Trump’s scramble to fix his crumbling tariff strategy sows global chaos and confusion | Trump tariffs

by Marcelo Moreira

“America is WINNING again,” Donald Trump declared last week, unveiling the first batch of Japanese-backed projects under a mooted $550bn investment surge into the US as part of his trade pact with Tokyo.

After the US president tore up the global economic order in 2025, Japan was one among the countries scrambling to strike a deal. They pledged to dramatically increase investment in the US in exchange for lower US tariffs on Japanese exports.

But two days after Trump’s declared victory, his bid to reshape international trade suffered a damaging defeat at the US supreme court.

Ruling that much of Trump’s tariff regime was illegal, the court infuriated the president – and introduced fresh layers of confusion and uncertainty into an already confused and uncertain world. Global markets came under pressure on Monday as investors struggled to make sense of the decision.
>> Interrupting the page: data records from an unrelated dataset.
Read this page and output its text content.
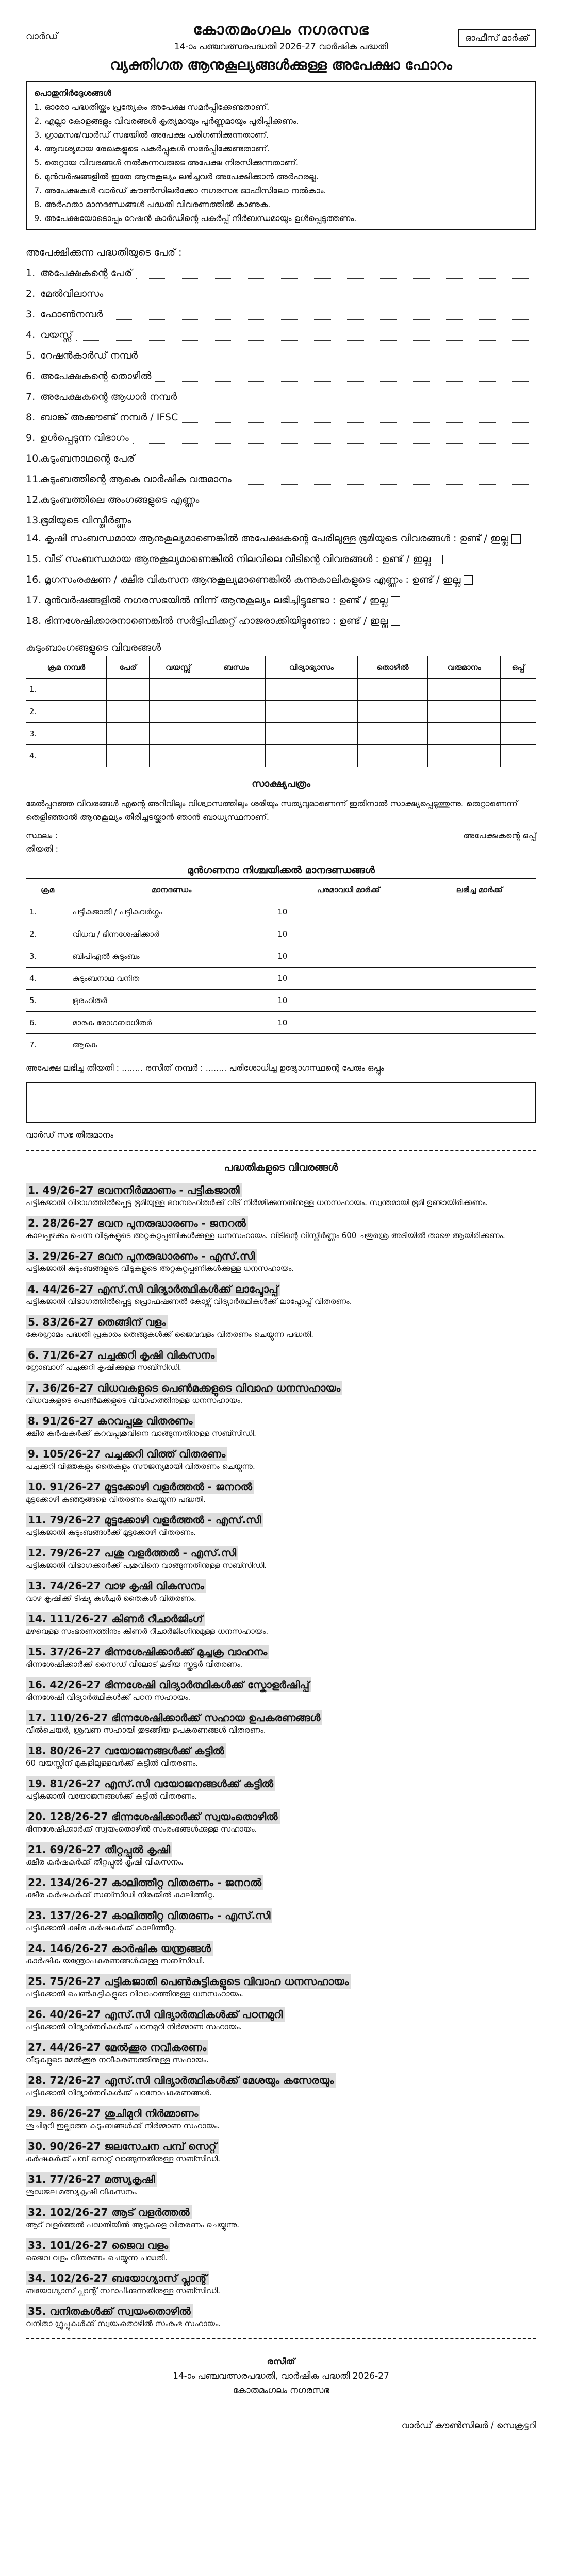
വാർഡ്	ഓഫീസ് മാർക്ക്
കോതമംഗലം നഗരസഭ
14-ാം പഞ്ചവത്സരപദ്ധതി 2026-27 വാർഷിക പദ്ധതി
വ്യക്തിഗത ആനുകൂല്യങ്ങൾക്കുള്ള അപേക്ഷാ ഫോറം
പൊതുനിർദ്ദേശങ്ങൾ
1. ഓരോ പദ്ധതിയ്ക്കും പ്രത്യേകം അപേക്ഷ സമർപ്പിക്കേണ്ടതാണ്.
2. എല്ലാ കോളങ്ങളും വിവരങ്ങൾ കൃത്യമായും പൂർണ്ണമായും പൂരിപ്പിക്കണം.
3. ഗ്രാമസഭ/വാർഡ് സഭയിൽ അപേക്ഷ പരിഗണിക്കുന്നതാണ്.
4. ആവശ്യമായ രേഖകളുടെ പകർപ്പുകൾ സമർപ്പിക്കേണ്ടതാണ്.
5. തെറ്റായ വിവരങ്ങൾ നൽകുന്നവരുടെ അപേക്ഷ നിരസിക്കുന്നതാണ്.
6. മുൻവർഷങ്ങളിൽ ഇതേ ആനുകൂല്യം ലഭിച്ചവർ അപേക്ഷിക്കാൻ അർഹരല്ല.
7. അപേക്ഷകൾ വാർഡ് കൗൺസിലർക്കോ നഗരസഭ ഓഫീസിലോ നൽകാം.
8. അർഹതാ മാനദണ്ഡങ്ങൾ പദ്ധതി വിവരണത്തിൽ കാണുക.
9. അപേക്ഷയോടൊപ്പം റേഷൻ കാർഡിന്റെ പകർപ്പ് നിർബന്ധമായും ഉൾപ്പെടുത്തണം.
അപേക്ഷിക്കുന്ന പദ്ധതിയുടെ പേര് :
1. അപേക്ഷകന്റെ പേര്
2. മേൽവിലാസം
3. ഫോൺനമ്പർ
4. വയസ്സ്
5. റേഷൻകാർഡ് നമ്പർ
6. അപേക്ഷകന്റെ തൊഴിൽ
7. അപേക്ഷകന്റെ ആധാർ നമ്പർ
8. ബാങ്ക് അക്കൗണ്ട് നമ്പർ / IFSC
9. ഉൾപ്പെടുന്ന വിഭാഗം
10.
കുടുംബനാഥന്റെ പേര്
11.
കുടുംബത്തിന്റെ ആകെ വാർഷിക വരുമാനം
12.
കുടുംബത്തിലെ അംഗങ്ങളുടെ എണ്ണം
13.
ഭൂമിയുടെ വിസ്തീർണ്ണം
14. കൃഷി സംബന്ധമായ ആനുകൂല്യമാണെങ്കിൽ അപേക്ഷകന്റെ പേരിലുള്ള ഭൂമിയുടെ വിവരങ്ങൾ : ഉണ്ട് / ഇല്ല
15. വീട് സംബന്ധമായ ആനുകൂല്യമാണെങ്കിൽ നിലവിലെ വീടിന്റെ വിവരങ്ങൾ : ഉണ്ട് / ഇല്ല
16. മൃഗസംരക്ഷണ / ക്ഷീര വികസന ആനുകൂല്യമാണെങ്കിൽ കന്നുകാലികളുടെ എണ്ണം : ഉണ്ട് / ഇല്ല
17. മുൻവർഷങ്ങളിൽ നഗരസഭയിൽ നിന്ന് ആനുകൂല്യം ലഭിച്ചിട്ടുണ്ടോ : ഉണ്ട് / ഇല്ല
18. ഭിന്നശേഷിക്കാരനാണെങ്കിൽ സർട്ടിഫിക്കറ്റ് ഹാജരാക്കിയിട്ടുണ്ടോ : ഉണ്ട് / ഇല്ല
കുടുംബാംഗങ്ങളുടെ വിവരങ്ങൾ
ക്രമ നമ്പർ	പേര്	വയസ്സ്	ബന്ധം	വിദ്യാഭ്യാസം	തൊഴിൽ	വരുമാനം	ഒപ്പ്
1.							
2.							
3.							
4.							
സാക്ഷ്യപത്രം
മേൽപ്പറഞ്ഞ വിവരങ്ങൾ എന്റെ അറിവിലും വിശ്വാസത്തിലും ശരിയും സത്യവുമാണെന്ന് ഇതിനാൽ സാക്ഷ്യപ്പെടുത്തുന്നു. തെറ്റാണെന്ന് തെളിഞ്ഞാൽ ആനുകൂല്യം തിരിച്ചടയ്ക്കാൻ ഞാൻ ബാധ്യസ്ഥനാണ്.
സ്ഥലം :
തീയതി :
അപേക്ഷകന്റെ ഒപ്പ്
മുൻഗണനാ നിശ്ചയിക്കൽ മാനദണ്ഡങ്ങൾ
ക്രമ	മാനദണ്ഡം	പരമാവധി മാർക്ക്	ലഭിച്ച മാർക്ക്
1.	പട്ടികജാതി / പട്ടികവർഗ്ഗം	10	
2.	വിധവ / ഭിന്നശേഷിക്കാർ	10	
3.	ബിപിഎൽ കുടുംബം	10	
4.	കുടുംബനാഥ വനിത	10	
5.	ഭൂരഹിതർ	10	
6.	മാരക രോഗബാധിതർ	10	
7.	ആകെ		
അപേക്ഷ ലഭിച്ച തീയതി : ........ രസീത് നമ്പർ : ........ പരിശോധിച്ച ഉദ്യോഗസ്ഥന്റെ പേരും ഒപ്പും
വാർഡ് സഭ തീരുമാനം
പദ്ധതികളുടെ വിവരങ്ങൾ
1. 49/26-27 ഭവനനിർമ്മാണം - പട്ടികജാതി
പട്ടികജാതി വിഭാഗത്തിൽപ്പെട്ട ഭൂമിയുള്ള ഭവനരഹിതർക്ക് വീട് നിർമ്മിക്കുന്നതിനുള്ള ധനസഹായം. സ്വന്തമായി ഭൂമി ഉണ്ടായിരിക്കണം.
2. 28/26-27 ഭവന പുനരുദ്ധാരണം - ജനറൽ
കാലപ്പഴക്കം ചെന്ന വീടുകളുടെ അറ്റകുറ്റപ്പണികൾക്കുള്ള ധനസഹായം. വീടിന്റെ വിസ്തീർണ്ണം 600 ചതുരശ്ര അടിയിൽ താഴെ ആയിരിക്കണം.
3. 29/26-27 ഭവന പുനരുദ്ധാരണം - എസ്.സി
പട്ടികജാതി കുടുംബങ്ങളുടെ വീടുകളുടെ അറ്റകുറ്റപ്പണികൾക്കുള്ള ധനസഹായം.
4. 44/26-27 എസ്.സി വിദ്യാർത്ഥികൾക്ക് ലാപ്ടോപ്പ്
പട്ടികജാതി വിഭാഗത്തിൽപ്പെട്ട പ്രൊഫഷണൽ കോഴ്സ് വിദ്യാർത്ഥികൾക്ക് ലാപ്ടോപ്പ് വിതരണം.
5. 83/26-27 തെങ്ങിന് വളം
കേരഗ്രാമം പദ്ധതി പ്രകാരം തെങ്ങുകൾക്ക് ജൈവവളം വിതരണം ചെയ്യുന്ന പദ്ധതി.
6. 71/26-27 പച്ചക്കറി കൃഷി വികസനം
ഗ്രോബാഗ് പച്ചക്കറി കൃഷിക്കുള്ള സബ്സിഡി.
7. 36/26-27 വിധവകളുടെ പെൺമക്കളുടെ വിവാഹ ധനസഹായം
വിധവകളുടെ പെൺമക്കളുടെ വിവാഹത്തിനുള്ള ധനസഹായം.
8. 91/26-27 കറവപ്പശു വിതരണം
ക്ഷീര കർഷകർക്ക് കറവപ്പശുവിനെ വാങ്ങുന്നതിനുള്ള സബ്സിഡി.
9. 105/26-27 പച്ചക്കറി വിത്ത് വിതരണം
പച്ചക്കറി വിത്തുകളും തൈകളും സൗജന്യമായി വിതരണം ചെയ്യുന്നു.
10. 91/26-27 മുട്ടക്കോഴി വളർത്തൽ - ജനറൽ
മുട്ടക്കോഴി കുഞ്ഞുങ്ങളെ വിതരണം ചെയ്യുന്ന പദ്ധതി.
11. 79/26-27 മുട്ടക്കോഴി വളർത്തൽ - എസ്.സി
പട്ടികജാതി കുടുംബങ്ങൾക്ക് മുട്ടക്കോഴി വിതരണം.
12. 79/26-27 പശു വളർത്തൽ - എസ്.സി
പട്ടികജാതി വിഭാഗക്കാർക്ക് പശുവിനെ വാങ്ങുന്നതിനുള്ള സബ്സിഡി.
13. 74/26-27 വാഴ കൃഷി വികസനം
വാഴ കൃഷിക്ക് ടിഷ്യു കൾച്ചർ തൈകൾ വിതരണം.
14. 111/26-27 കിണർ റീചാർജിംഗ്
മഴവെള്ള സംഭരണത്തിനും കിണർ റീചാർജിംഗിനുമുള്ള ധനസഹായം.
15. 37/26-27 ഭിന്നശേഷിക്കാർക്ക് മുച്ചക്ര വാഹനം
ഭിന്നശേഷിക്കാർക്ക് സൈഡ് വീലോട് കൂടിയ സ്കൂട്ടർ വിതരണം.
16. 42/26-27 ഭിന്നശേഷി വിദ്യാർത്ഥികൾക്ക് സ്കോളർഷിപ്പ്
ഭിന്നശേഷി വിദ്യാർത്ഥികൾക്ക് പഠന സഹായം.
17. 110/26-27 ഭിന്നശേഷിക്കാർക്ക് സഹായ ഉപകരണങ്ങൾ
വീൽചെയർ, ശ്രവണ സഹായി തുടങ്ങിയ ഉപകരണങ്ങൾ വിതരണം.
18. 80/26-27 വയോജനങ്ങൾക്ക് കട്ടിൽ
60 വയസ്സിന് മുകളിലുള്ളവർക്ക് കട്ടിൽ വിതരണം.
19. 81/26-27 എസ്.സി വയോജനങ്ങൾക്ക് കട്ടിൽ
പട്ടികജാതി വയോജനങ്ങൾക്ക് കട്ടിൽ വിതരണം.
20. 128/26-27 ഭിന്നശേഷിക്കാർക്ക് സ്വയംതൊഴിൽ
ഭിന്നശേഷിക്കാർക്ക് സ്വയംതൊഴിൽ സംരംഭങ്ങൾക്കുള്ള സഹായം.
21. 69/26-27 തീറ്റപ്പുൽ കൃഷി
ക്ഷീര കർഷകർക്ക് തീറ്റപ്പുൽ കൃഷി വികസനം.
22. 134/26-27 കാലിത്തീറ്റ വിതരണം - ജനറൽ
ക്ഷീര കർഷകർക്ക് സബ്സിഡി നിരക്കിൽ കാലിത്തീറ്റ.
23. 137/26-27 കാലിത്തീറ്റ വിതരണം - എസ്.സി
പട്ടികജാതി ക്ഷീര കർഷകർക്ക് കാലിത്തീറ്റ.
24. 146/26-27 കാർഷിക യന്ത്രങ്ങൾ
കാർഷിക യന്ത്രോപകരണങ്ങൾക്കുള്ള സബ്സിഡി.
25. 75/26-27 പട്ടികജാതി പെൺകുട്ടികളുടെ വിവാഹ ധനസഹായം
പട്ടികജാതി പെൺകുട്ടികളുടെ വിവാഹത്തിനുള്ള ധനസഹായം.
26. 40/26-27 എസ്.സി വിദ്യാർത്ഥികൾക്ക് പഠനമുറി
പട്ടികജാതി വിദ്യാർത്ഥികൾക്ക് പഠനമുറി നിർമ്മാണ സഹായം.
27. 44/26-27 മേൽക്കൂര നവീകരണം
വീടുകളുടെ മേൽക്കൂര നവീകരണത്തിനുള്ള സഹായം.
28. 72/26-27 എസ്.സി വിദ്യാർത്ഥികൾക്ക് മേശയും കസേരയും
പട്ടികജാതി വിദ്യാർത്ഥികൾക്ക് പഠനോപകരണങ്ങൾ.
29. 86/26-27 ശുചിമുറി നിർമ്മാണം
ശുചിമുറി ഇല്ലാത്ത കുടുംബങ്ങൾക്ക് നിർമ്മാണ സഹായം.
30. 90/26-27 ജലസേചന പമ്പ് സെറ്റ്
കർഷകർക്ക് പമ്പ് സെറ്റ് വാങ്ങുന്നതിനുള്ള സബ്സിഡി.
31. 77/26-27 മത്സ്യകൃഷി
ശുദ്ധജല മത്സ്യകൃഷി വികസനം.
32. 102/26-27 ആട് വളർത്തൽ
ആട് വളർത്തൽ പദ്ധതിയിൽ ആടുകളെ വിതരണം ചെയ്യുന്നു.
33. 101/26-27 ജൈവ വളം
ജൈവ വളം വിതരണം ചെയ്യുന്ന പദ്ധതി.
34. 102/26-27 ബയോഗ്യാസ് പ്ലാന്റ്
ബയോഗ്യാസ് പ്ലാന്റ് സ്ഥാപിക്കുന്നതിനുള്ള സബ്സിഡി.
35. വനിതകൾക്ക് സ്വയംതൊഴിൽ
വനിതാ ഗ്രൂപ്പുകൾക്ക് സ്വയംതൊഴിൽ സംരംഭ സഹായം.
രസീത്
14-ാം പഞ്ചവത്സരപദ്ധതി, വാർഷിക പദ്ധതി 2026-27
കോതമംഗലം നഗരസഭ
വാർഡ് കൗൺസിലർ / സെക്രട്ടറി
The upshot, at least for now, is almost every nation – including those that bent over backwards to strike a deal with Trump – will face a 15% tariff on most of its exports to the US from Tuesday.

For months, officials from London, Brussels, Seoul, Jakarta and beyond worked rapidly to hammer out deals for their respective economies, reluctantly offering concessions to secure a preferential place. Now many find themselves in worse positions than if they had not struck deals at all.

China, India and Brazil have been handed significant tariff cuts without making a single compromise. At the same time countries like the UK may now face higher tariffs, despite making concessions.

“Under the pre-ruling regime, the spread was wide: countries like China and India faced [US] tariffs far above the global average, while Canada, Mexico, and most European exporters sat well below it,” Johannes Fritz, the chief executive at the St Gallen Endowment for Prosperity Through Trade, wrote in a blog post. The new 15% rate “compresses this spread significantly”, he added.

The European Union has paused ratification of its deal with the US, demanding “full clarity” on a US trade platform which is now as clear as mud.

“To be very frank, it’s a real mess,” Itsunori Onodera, a senior figure in the Japanese prime minister Sanae Takaichi’s Liberal Democratic Party, told Fuji Television on Sunday.

Countries that secured deals with Trump are no longer certain what they mean today, let alone tomorrow. And countries in talks to cut deals of their own are left wondering just what, exactly, they are negotiating over.

Earlier this month Trump claimed that India had agreed to stop buying Russian oil, in exchange for US tariffs on its exports falling from 50% to 18%. Indian officials also committed to purchasing $500bn in US goods over five years.

A delegation of Indian officials had been due to fly to Washington for trade talks this week. Their visit has now been delayed.

Arvind Subramanian, a former chief economic adviser to India’s government, said: “I think these negotiations are going to be on hold for a while, until the US itself figures out what it can, and cannot, do. The administration’s hand has been weakened, certainly. Some countries will want to try and get something out of that weakness.”

But Subramanian, now at the Peterson Institute for International Economics in Washington DC, said the US president still has “so many levers … to inflict pain”. “The fact one lever has been taken away doesn’t mean he can’t, or won’t, use other levers.”

Trump, ever keen to position himself as an economic strongman, is desperate to preserve his leverage – urging bewildered trading partners to maintain their side of deals, and threatening to impose new tariffs in a “much more powerful and obnoxious way” on those who fail to comply.

“The policy hasn’t changed,” Jamieson Greer, the US trade representative, stressed during an appearance on ABC’s This Week. But many other things have.

The Trump administration is leaning for now on a legal provision that only allows it to impose tariffs of up to 15%, and only until July. Section 122 of the Trade Act of 1974 – a provision never before used in this way – imposes a 150-day limit on its imposition. After that, the White House has outlined one element of what it is planning: using Section 301 of the same law to launch investigations over more tariffs.

The president is pushing aides to find other legal mechanisms to enforce his tariffs amid growing questions around just how successful they really are.

While his administration claims tariffs enable the US to tax the world, analysis by the New York Federal Reserve found that 90% of the economic burden has fallen on US companies and consumers. And official statistics last week revealed the US goods trade deficit – the gap between what it imports and exports – widened to its highest level on record in December.

All the while, some of Trump’s prime targets appear to be navigating the volatility and volume emanating from Washington with some success. Their exports seem stable in some cases, and robust in others.

Overall Chinese exports rose 6.1% last year, at least according to official state data published last month, as a 19.5% drop in exports to the US was more than offset by strong growth elsewhere. Indian exports to the world rose 2.2% on the year between April and January, according to official data released last Monday, as its exports to the US rose 5.85%.

And Japanese exports increased 16.8% in January, according to official data published last Thursday, as a jump in exports to China – despite a diplomatic rift – countered a 5% drop in US exports.

The US is “WINNING” thanks to tariffs, its president insists. As a growing number of Americans pay the price for Trump’s trade agenda, many of the countries in his sights say they’re doing pretty well too.